# 02 Coverage Analysis - Gazelle/Pon Case

**Doel**: 
- Berekenen coverage per radius voor Pon-dealers
- White spots identificatie en scoring
- Proximity/kannibalisatie analyse
- Policy-aware scoring integration

**Exports**:
- `outputs/tables/coverage_overall.csv`
- `outputs/tables/white_spots_ranked.csv`
- `outputs/tables/white_spots_with_policy.csv`
- `outputs/tables/proximity_kpis.csv`

In [69]:
# Imports and setup
import pandas as pd
import numpy as np
from pathlib import Path
from scipy.spatial import cKDTree
import warnings
warnings.filterwarnings('ignore')

# Paths
PROC = Path("../data/processed")
OUT = Path("../outputs/tables")
OUT.mkdir(parents=True, exist_ok=True)

print("✅ Setup completed for coverage analysis")
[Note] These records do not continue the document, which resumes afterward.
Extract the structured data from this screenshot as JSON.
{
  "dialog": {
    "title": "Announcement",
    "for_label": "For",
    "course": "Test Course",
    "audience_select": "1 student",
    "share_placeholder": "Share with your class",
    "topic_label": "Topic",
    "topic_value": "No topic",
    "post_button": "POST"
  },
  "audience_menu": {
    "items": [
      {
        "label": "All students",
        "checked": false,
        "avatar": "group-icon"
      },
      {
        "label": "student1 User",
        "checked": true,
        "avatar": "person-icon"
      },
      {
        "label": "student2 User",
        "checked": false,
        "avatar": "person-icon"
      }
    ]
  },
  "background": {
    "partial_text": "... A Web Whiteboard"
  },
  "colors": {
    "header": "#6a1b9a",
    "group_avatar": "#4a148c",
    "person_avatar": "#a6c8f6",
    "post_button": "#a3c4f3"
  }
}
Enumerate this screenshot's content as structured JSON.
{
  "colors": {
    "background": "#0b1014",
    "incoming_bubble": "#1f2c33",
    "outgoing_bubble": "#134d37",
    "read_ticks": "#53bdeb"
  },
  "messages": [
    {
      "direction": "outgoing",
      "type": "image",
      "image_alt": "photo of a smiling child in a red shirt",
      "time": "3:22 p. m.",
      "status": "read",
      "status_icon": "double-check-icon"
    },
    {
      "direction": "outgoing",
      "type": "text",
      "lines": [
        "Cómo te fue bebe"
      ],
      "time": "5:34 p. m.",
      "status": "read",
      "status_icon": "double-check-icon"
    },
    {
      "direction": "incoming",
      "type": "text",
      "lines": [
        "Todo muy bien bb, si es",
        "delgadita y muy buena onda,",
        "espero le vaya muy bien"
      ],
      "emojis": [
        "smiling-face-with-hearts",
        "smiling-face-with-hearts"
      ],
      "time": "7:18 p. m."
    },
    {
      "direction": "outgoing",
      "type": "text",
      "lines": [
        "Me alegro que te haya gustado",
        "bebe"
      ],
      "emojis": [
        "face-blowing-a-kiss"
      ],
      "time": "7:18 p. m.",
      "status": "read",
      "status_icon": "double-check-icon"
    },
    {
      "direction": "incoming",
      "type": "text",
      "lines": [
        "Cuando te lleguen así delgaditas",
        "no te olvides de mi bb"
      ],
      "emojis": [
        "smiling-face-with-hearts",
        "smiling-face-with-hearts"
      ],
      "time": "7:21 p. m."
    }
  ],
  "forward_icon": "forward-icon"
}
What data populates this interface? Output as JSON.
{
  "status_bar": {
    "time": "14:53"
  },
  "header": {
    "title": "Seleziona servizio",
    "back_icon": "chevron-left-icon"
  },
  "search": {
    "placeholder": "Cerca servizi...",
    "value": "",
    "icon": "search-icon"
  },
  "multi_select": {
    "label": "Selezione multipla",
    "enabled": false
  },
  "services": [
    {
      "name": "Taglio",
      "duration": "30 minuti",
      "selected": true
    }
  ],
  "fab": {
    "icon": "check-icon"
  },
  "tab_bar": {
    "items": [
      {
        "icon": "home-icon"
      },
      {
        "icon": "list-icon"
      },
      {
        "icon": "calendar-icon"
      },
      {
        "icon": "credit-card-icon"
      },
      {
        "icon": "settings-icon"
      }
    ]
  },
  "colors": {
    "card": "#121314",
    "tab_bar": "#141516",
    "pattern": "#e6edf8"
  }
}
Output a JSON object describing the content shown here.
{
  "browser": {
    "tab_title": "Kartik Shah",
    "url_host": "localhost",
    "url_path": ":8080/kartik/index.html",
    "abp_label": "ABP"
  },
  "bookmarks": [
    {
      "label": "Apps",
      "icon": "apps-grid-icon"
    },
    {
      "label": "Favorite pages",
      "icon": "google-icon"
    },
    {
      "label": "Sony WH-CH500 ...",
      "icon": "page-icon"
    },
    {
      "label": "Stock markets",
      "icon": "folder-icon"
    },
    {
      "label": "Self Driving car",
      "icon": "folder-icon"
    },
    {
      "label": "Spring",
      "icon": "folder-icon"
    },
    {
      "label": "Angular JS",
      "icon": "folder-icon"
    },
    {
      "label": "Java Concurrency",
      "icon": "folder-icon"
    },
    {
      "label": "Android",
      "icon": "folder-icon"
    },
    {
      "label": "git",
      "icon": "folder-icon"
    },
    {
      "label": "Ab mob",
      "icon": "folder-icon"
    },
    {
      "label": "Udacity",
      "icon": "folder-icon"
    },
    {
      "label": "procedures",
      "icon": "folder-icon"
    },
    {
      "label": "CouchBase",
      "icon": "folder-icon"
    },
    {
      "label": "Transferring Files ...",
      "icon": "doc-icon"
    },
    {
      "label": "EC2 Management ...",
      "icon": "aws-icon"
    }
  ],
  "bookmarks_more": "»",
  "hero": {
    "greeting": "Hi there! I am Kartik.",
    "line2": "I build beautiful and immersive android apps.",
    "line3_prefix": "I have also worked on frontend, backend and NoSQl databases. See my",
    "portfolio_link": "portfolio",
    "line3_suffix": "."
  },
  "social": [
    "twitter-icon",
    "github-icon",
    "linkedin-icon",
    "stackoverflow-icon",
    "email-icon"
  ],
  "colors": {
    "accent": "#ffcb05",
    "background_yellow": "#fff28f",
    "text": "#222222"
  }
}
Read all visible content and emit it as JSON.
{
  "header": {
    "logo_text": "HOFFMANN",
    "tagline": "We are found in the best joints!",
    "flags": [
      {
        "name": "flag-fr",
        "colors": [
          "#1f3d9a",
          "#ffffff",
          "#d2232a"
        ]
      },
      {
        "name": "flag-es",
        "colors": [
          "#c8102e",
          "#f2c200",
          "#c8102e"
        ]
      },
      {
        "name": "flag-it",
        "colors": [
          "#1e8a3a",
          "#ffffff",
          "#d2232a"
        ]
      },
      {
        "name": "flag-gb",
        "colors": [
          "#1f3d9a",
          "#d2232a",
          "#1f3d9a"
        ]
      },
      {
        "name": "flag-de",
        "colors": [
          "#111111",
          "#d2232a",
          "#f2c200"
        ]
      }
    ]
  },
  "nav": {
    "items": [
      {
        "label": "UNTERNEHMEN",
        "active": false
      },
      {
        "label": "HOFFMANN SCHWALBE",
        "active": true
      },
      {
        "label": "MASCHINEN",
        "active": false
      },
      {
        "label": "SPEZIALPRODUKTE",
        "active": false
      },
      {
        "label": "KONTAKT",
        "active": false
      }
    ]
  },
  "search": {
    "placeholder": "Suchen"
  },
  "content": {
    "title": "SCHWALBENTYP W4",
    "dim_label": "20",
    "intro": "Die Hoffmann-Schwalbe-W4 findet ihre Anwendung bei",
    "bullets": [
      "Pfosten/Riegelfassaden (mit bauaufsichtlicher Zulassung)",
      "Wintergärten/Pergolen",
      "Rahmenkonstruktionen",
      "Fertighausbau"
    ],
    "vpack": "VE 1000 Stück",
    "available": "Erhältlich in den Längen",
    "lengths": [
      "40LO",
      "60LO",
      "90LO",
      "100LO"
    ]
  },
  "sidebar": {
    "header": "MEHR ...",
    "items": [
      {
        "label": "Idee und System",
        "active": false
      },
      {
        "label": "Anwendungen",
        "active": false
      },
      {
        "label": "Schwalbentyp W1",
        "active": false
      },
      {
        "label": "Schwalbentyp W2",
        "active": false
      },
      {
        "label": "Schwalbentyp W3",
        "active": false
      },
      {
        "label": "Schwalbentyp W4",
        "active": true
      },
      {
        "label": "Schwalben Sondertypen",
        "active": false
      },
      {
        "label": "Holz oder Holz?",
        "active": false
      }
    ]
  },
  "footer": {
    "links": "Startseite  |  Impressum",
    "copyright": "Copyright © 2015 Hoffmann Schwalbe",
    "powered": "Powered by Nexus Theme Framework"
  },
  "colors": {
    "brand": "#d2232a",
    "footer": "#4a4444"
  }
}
✅ Setup completed for coverage analysis


## 1. Load Processed Data

In [70]:
# Load processed data from 01_dataprep
print("Loading processed data...")

# Use corrected dealers data (unique locations for coverage analysis)
dealers = pd.read_parquet(PROC / "dealers.parquet")  # This is correct for coverage - we want unique locations
demo = pd.read_parquet(PROC / "demografie.parquet")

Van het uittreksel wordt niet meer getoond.